夏はできるだけ涼しく、そして冬は暖かく過ごすためには夏の日射遮蔽と冬の日照獲得が重要なポイントです。日の光を適宜調整することができれば快適に過ごすことに役立ちます。今回は建築計画において日射遮蔽と日照調整の手法についてご紹介します。

1. ルーバー

ルーバーは一般的に外部に縦型または横型に配置された棒状や板状の建材で構成される遮蔽材です。太陽光を適度に遮りつつ、自然な光と通風を確保します。これにより、室内の温度上昇を抑えることができます。ルーバーは南に配置する場合は横型、東西に配置する場合は縦型が良いとされています。これは太陽高度が関係しています。南側は太陽高度が高いため横型ルーバーの方が日射遮蔽に有効となり、東西側は太陽高度が低いため縦型の方が光を遮りやすく有効となります。

2. 庇(ひさし)

庇を建物の窓や出入口の上部に設置することで開口部からの日射を遮ることが可能となります。庇の出が大きすぎると冬の日照を取り込むことに不利となるので庇を壁からどの程度突出させるかは十分な検討が必要です。室内に入る光をコントロールすることで、適切な日射調整を実現します。

3. カーテン

カーテンを窓面に設けることで、開閉によって簡単に日射量を調整できます。熱負荷の低減だけでなく、明るさやプライバシーの要求に応じて、カーテンの開閉を調整することができます。室内に設けることからルーバーや庇のように建物の外側で日射をカットすることはできませんが、色や素材感、遮光性の程度などを建物の用途や利用者、住み手の好みに応じて幅広い選択肢の中から選ぶことができます。インテリアコーディネートを楽しむこともでき、選択、採用の過程で自由度の高いものといえるでしょう。

4. ブラインド

ブラインドは細いスラット(羽)が縦や横に並んだ遮蔽材です。住宅や小規模な施設では比較的経済的な紐を引いて手動開閉するものが選ばれることが多く、ビルなどで設置個所が多い場合は電動開閉を選択されることもあります。スラットの角度を調整することで、光の透過量と方向を制御することができ、室内の快適性を確保します。
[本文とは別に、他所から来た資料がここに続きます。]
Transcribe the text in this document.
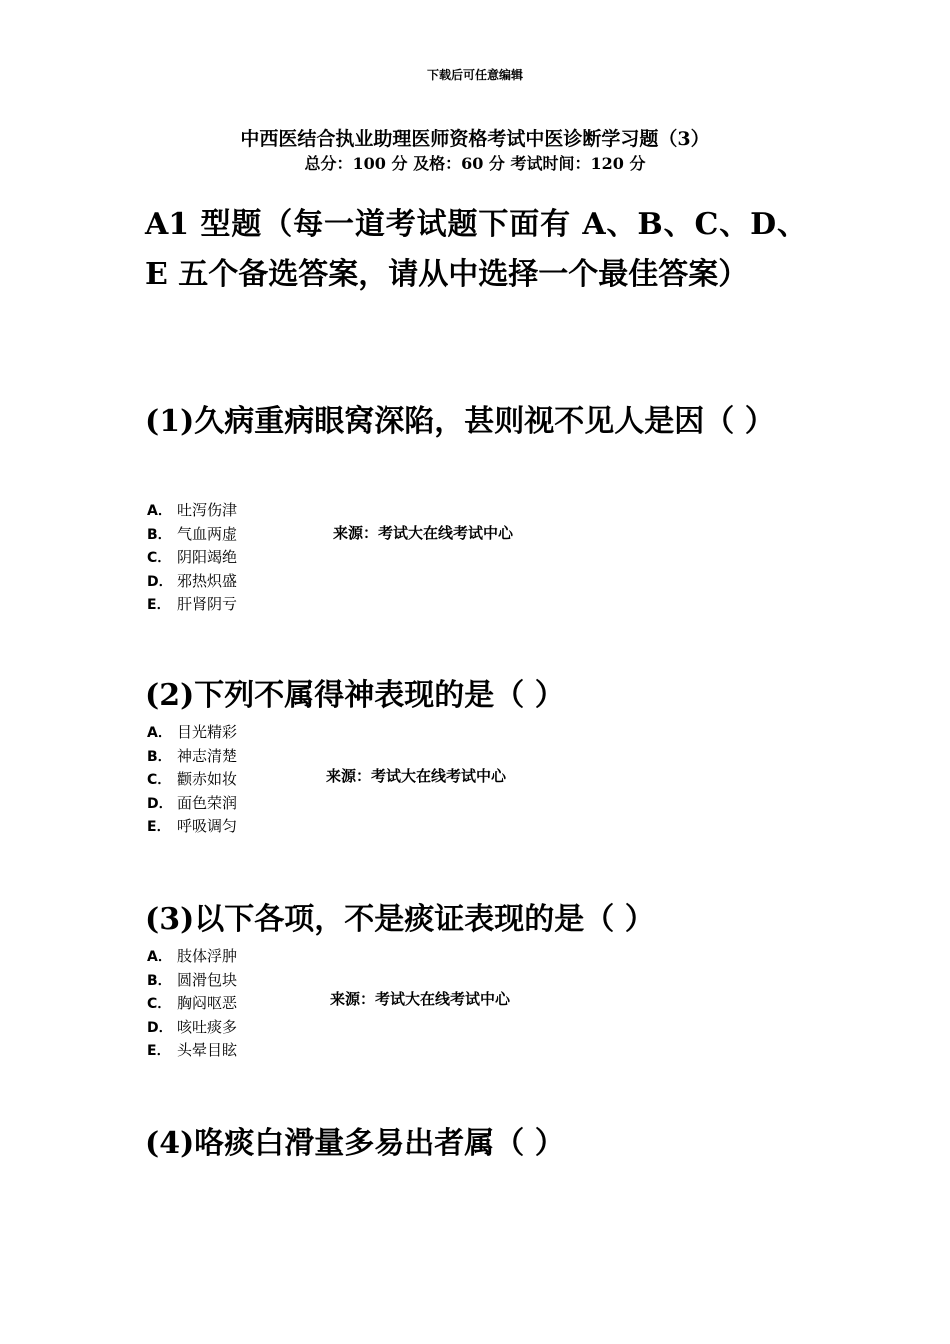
下载后可任意编辑
中西医结合执业助理医师资格考试中医诊断学习题（3）
总分：100 分 及格：60 分 考试时间：120 分
A1 型题（每一道考试题下面有 A、B、C、D、E 五个备选答案，请从中选择一个最佳答案）
(1)久病重病眼窝深陷，甚则视不见人是因（ ）
A． 吐泻伤津
B． 气血两虚
C． 阴阳竭绝
D． 邪热炽盛
E． 肝肾阴亏
来源：考试大在线考试中心
(2)下列不属得神表现的是（ ）
A． 目光精彩
B． 神志清楚
C． 颧赤如妆
D． 面色荣润
E． 呼吸调匀
来源：考试大在线考试中心
(3)以下各项，不是痰证表现的是（ ）
A． 肢体浮肿
B． 圆滑包块
C． 胸闷呕恶
D． 咳吐痰多
E． 头晕目眩
来源：考试大在线考试中心
(4)咯痰白滑量多易出者属（ ）
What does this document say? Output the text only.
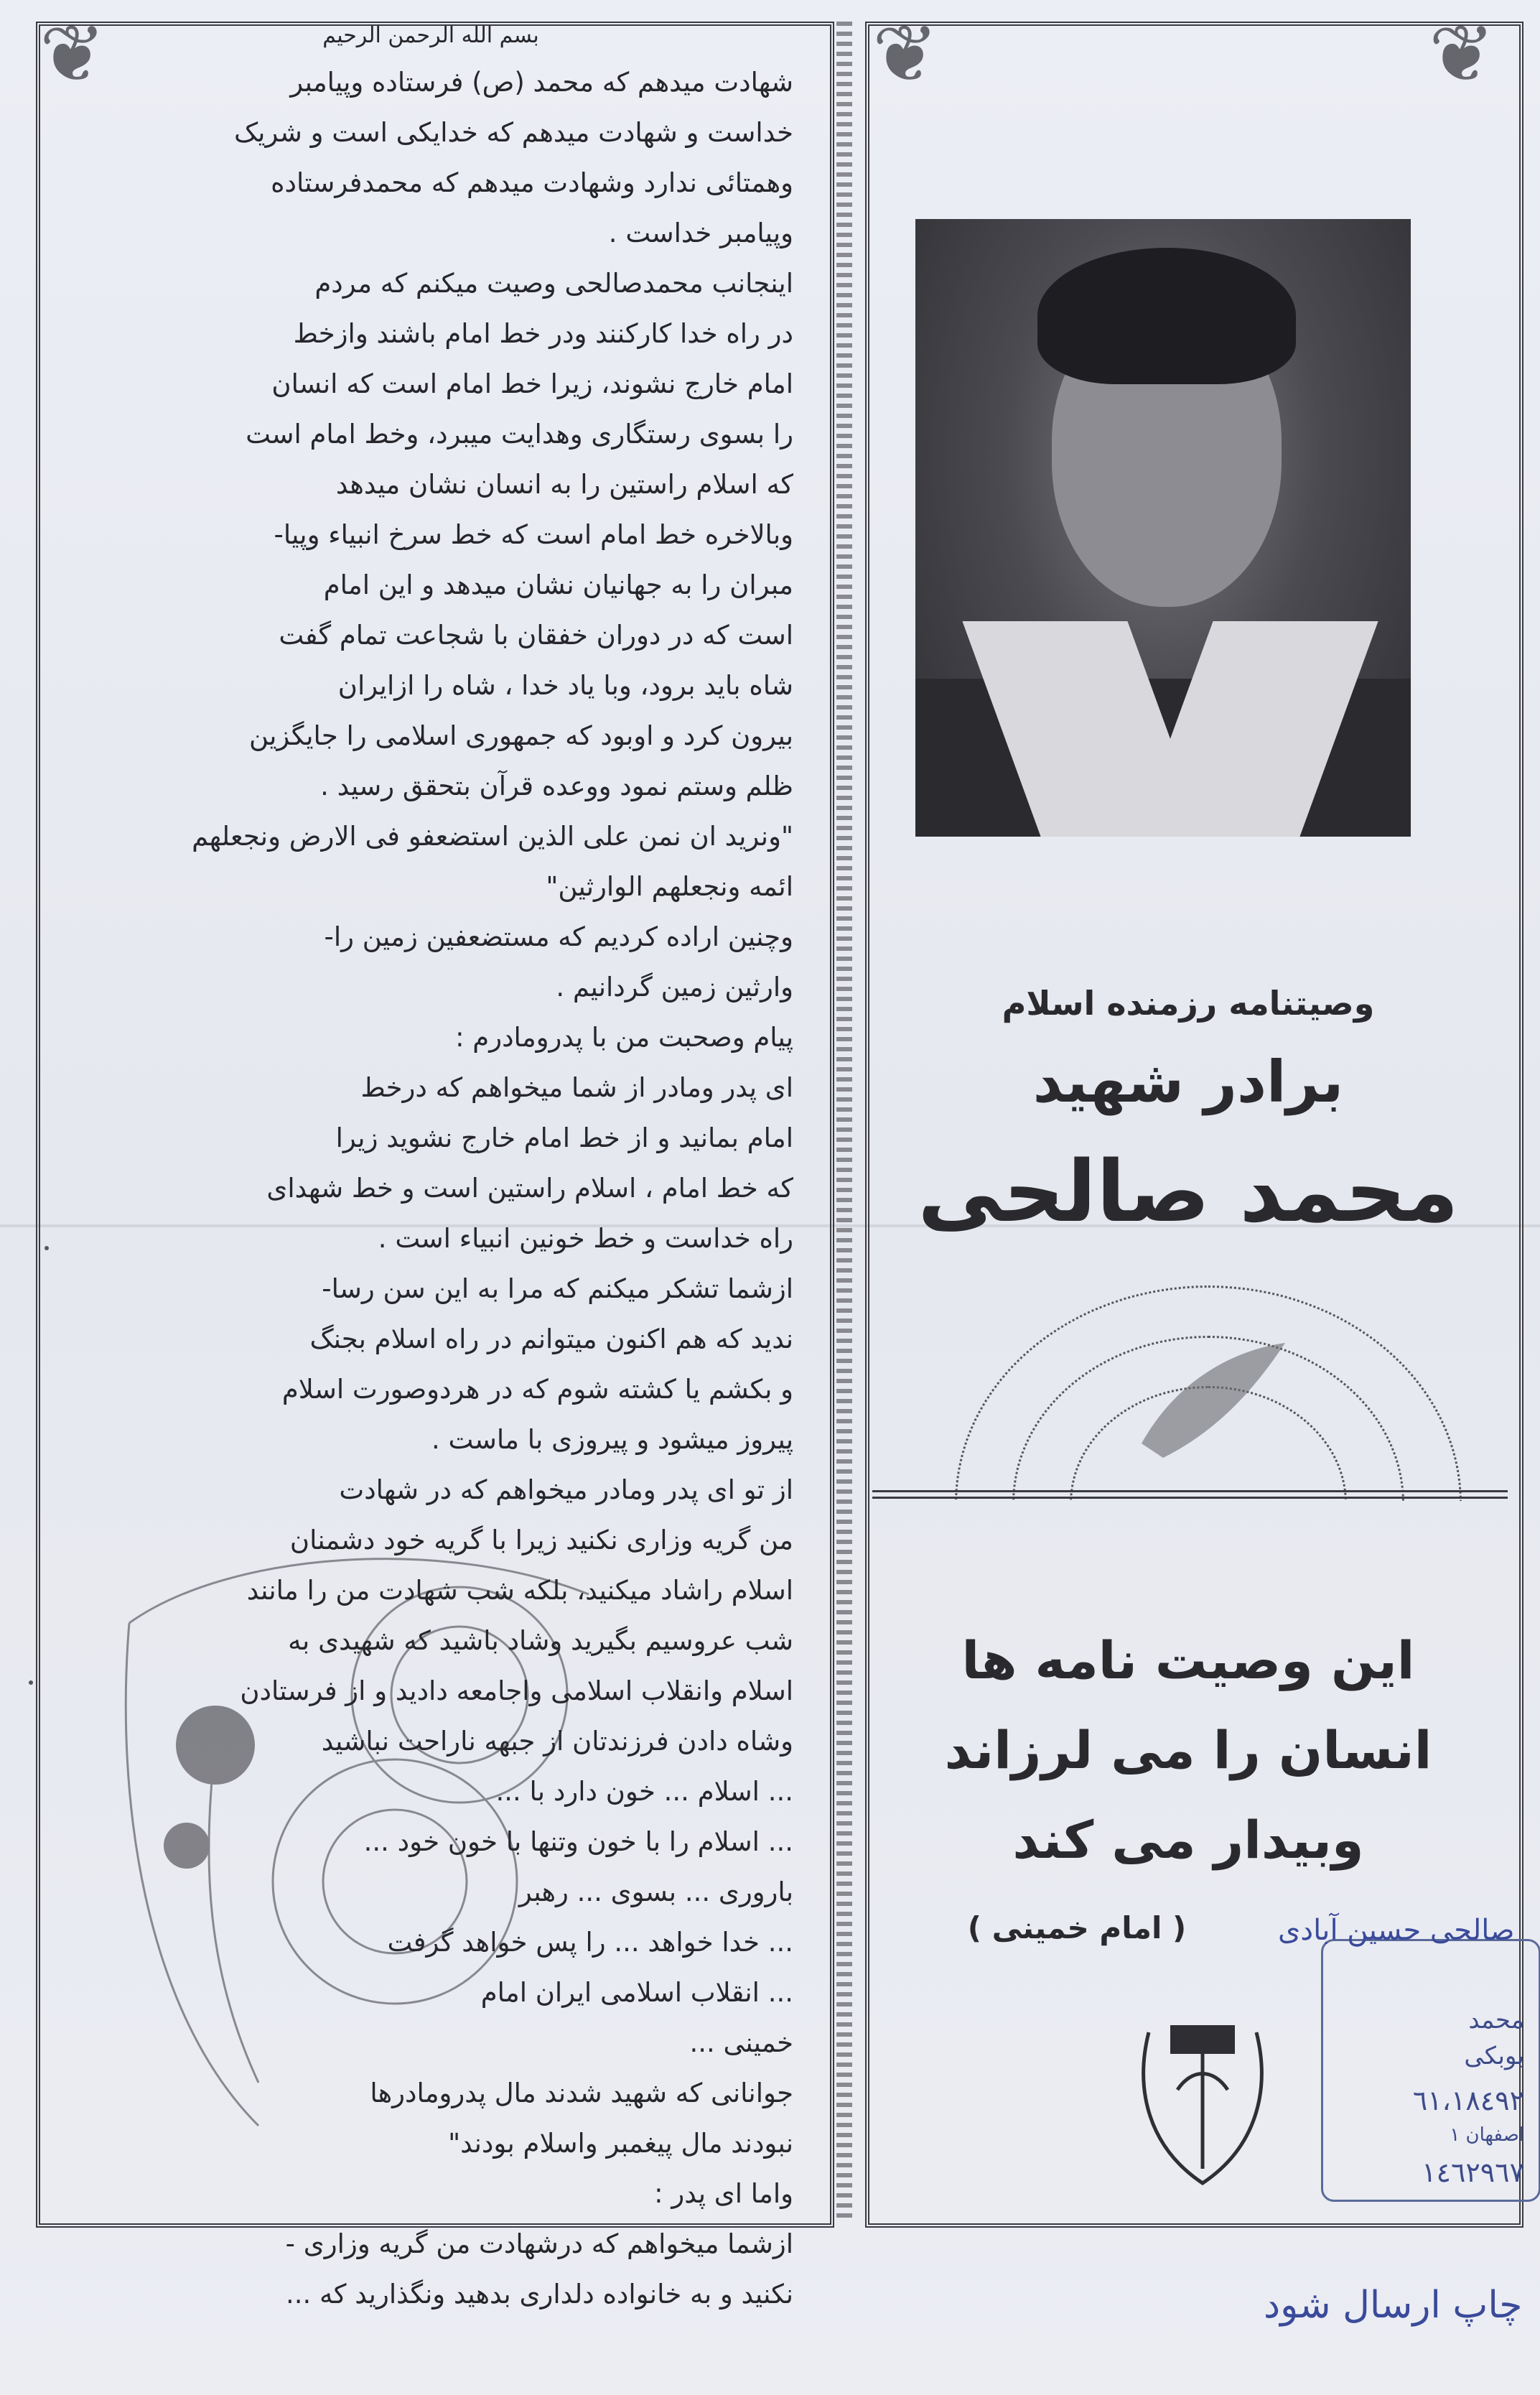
❦	❦
❦

بسم الله الرحمن الرحیم

شهادت میدهم که محمد (ص) فرستاده وپیامبر

خداست و شهادت میدهم که خدایکی است و شریک

وهمتائی ندارد وشهادت میدهم که محمدفرستاده

وپیامبر خداست .

اینجانب محمدصالحی وصیت میکنم که مردم

در راه خدا کارکنند ودر خط امام باشند وازخط

امام خارج نشوند، زیرا خط امام است که انسان

را بسوی رستگاری وهدایت میبرد، وخط امام است

که اسلام راستین را به انسان نشان میدهد

وبالاخره خط امام است که خط سرخ انبیاء وپیا-

مبران را به جهانیان نشان میدهد و این امام

است که در دوران خفقان با شجاعت تمام گفت

شاه باید برود، وبا یاد خدا ، شاه را ازایران

بیرون کرد و اوبود که جمهوری اسلامی را جایگزین

ظلم وستم نمود ووعده قرآن بتحقق رسید .

"ونرید ان نمن علی الذین استضعفو فی الارض ونجعلهم

ائمه ونجعلهم الوارثین"

وچنین اراده کردیم که مستضعفین زمین را-

وارثین زمین گردانیم .

پیام وصحبت من با پدرومادرم :

ای پدر ومادر از شما میخواهم که درخط

امام بمانید و از خط امام خارج نشوید زیرا

که خط امام ، اسلام راستین است و خط شهدای

راه خداست و خط خونین انبیاء است .

ازشما تشکر میکنم که مرا به این سن رسا-

ندید که هم اکنون میتوانم در راه اسلام بجنگ

و بکشم یا کشته شوم که در هردوصورت اسلام

پیروز میشود و پیروزی با ماست .

از تو ای پدر ومادر میخواهم که در شهادت

من گریه وزاری نکنید زیرا با گریه خود دشمنان

اسلام راشاد میکنید، بلکه شب شهادت من را مانند

شب عروسیم بگیرید وشاد باشید که شهیدی به

اسلام وانقلاب اسلامی واجامعه دادید و از فرستادن

وشاه دادن فرزندتان از جبهه ناراحت نباشید

... اسلام ... خون دارد با ...

... اسلام را با خون وتنها با خون خود ...

باروری ... بسوی ... رهبر

... خدا خواهد ... را پس خواهد گرفت

... انقلاب اسلامی ایران امام

خمینی ...

جوانانی که شهید شدند مال پدرومادرها

نبودند مال پیغمبر واسلام بودند"

واما ای پدر :

ازشما میخواهم که درشهادت من گریه وزاری -

نکنید و به خانواده دلداری بدهید ونگذارید که ...

وصیتنامه رزمنده اسلام
برادر شهید
محمد صالحی
این وصیت نامه ها
انسان را می لرزاند
وبیدار می کند
( امام خمینی )
محمد
بوبکی
٦١،١٨٤٩٢
اصفهان ١
١٤٦٢٩٦٧
صالحی حسین آبادی
چاپ ارسال شود
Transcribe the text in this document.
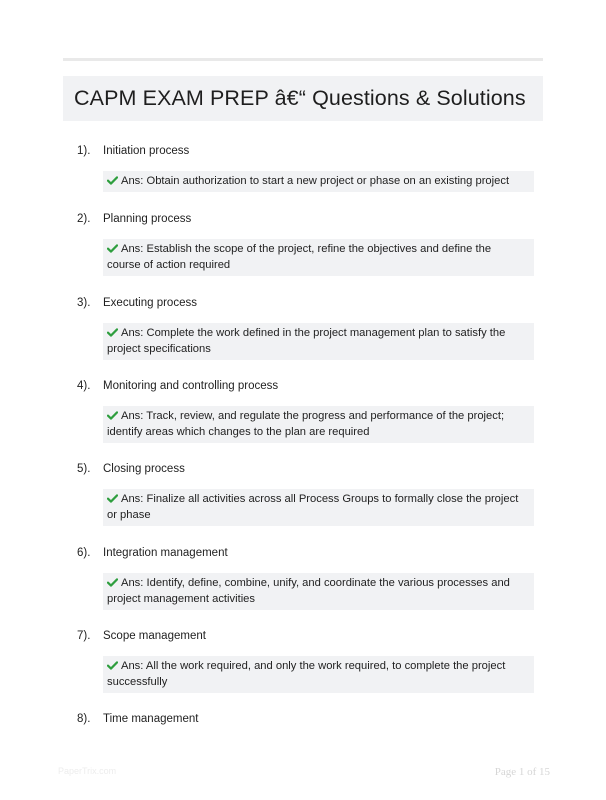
CAPM EXAM PREP â€“ Questions & Solutions
1). Initiation process
Ans: Obtain authorization to start a new project or phase on an existing project
2). Planning process
Ans: Establish the scope of the project, refine the objectives and define the course of action required
3). Executing process
Ans: Complete the work defined in the project management plan to satisfy the project specifications
4). Monitoring and controlling process
Ans: Track, review, and regulate the progress and performance of the project; identify areas which changes to the plan are required
5). Closing process
Ans: Finalize all activities across all Process Groups to formally close the project or phase
6). Integration management
Ans: Identify, define, combine, unify, and coordinate the various processes and project management activities
7). Scope management
Ans: All the work required, and only the work required, to complete the project successfully
8). Time management
PaperTrix.com	Page 1 of 15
ブラインドは明色の方が日射の反射率が良いため日射遮蔽性能も高くなります。

5. 植樹

建物の周囲に樹木を植えることで、適切な日射調整を図ることができます。特に落葉樹であれば夏は葉が茂ることで太陽光を遮り、建物に影を提供し、冷房負荷の軽減を図れます。そして冬は葉が落ちることで建物への日照を確保することが期待できます。

これらの手法を建物の規模や用途、地域の気候条件に合わせて組み合わせることで、夏の日射遮蔽と冬の日照確保の補助となり、室内の熱環境を最適化し、省エネ効果を得ることにも役立つでしょう。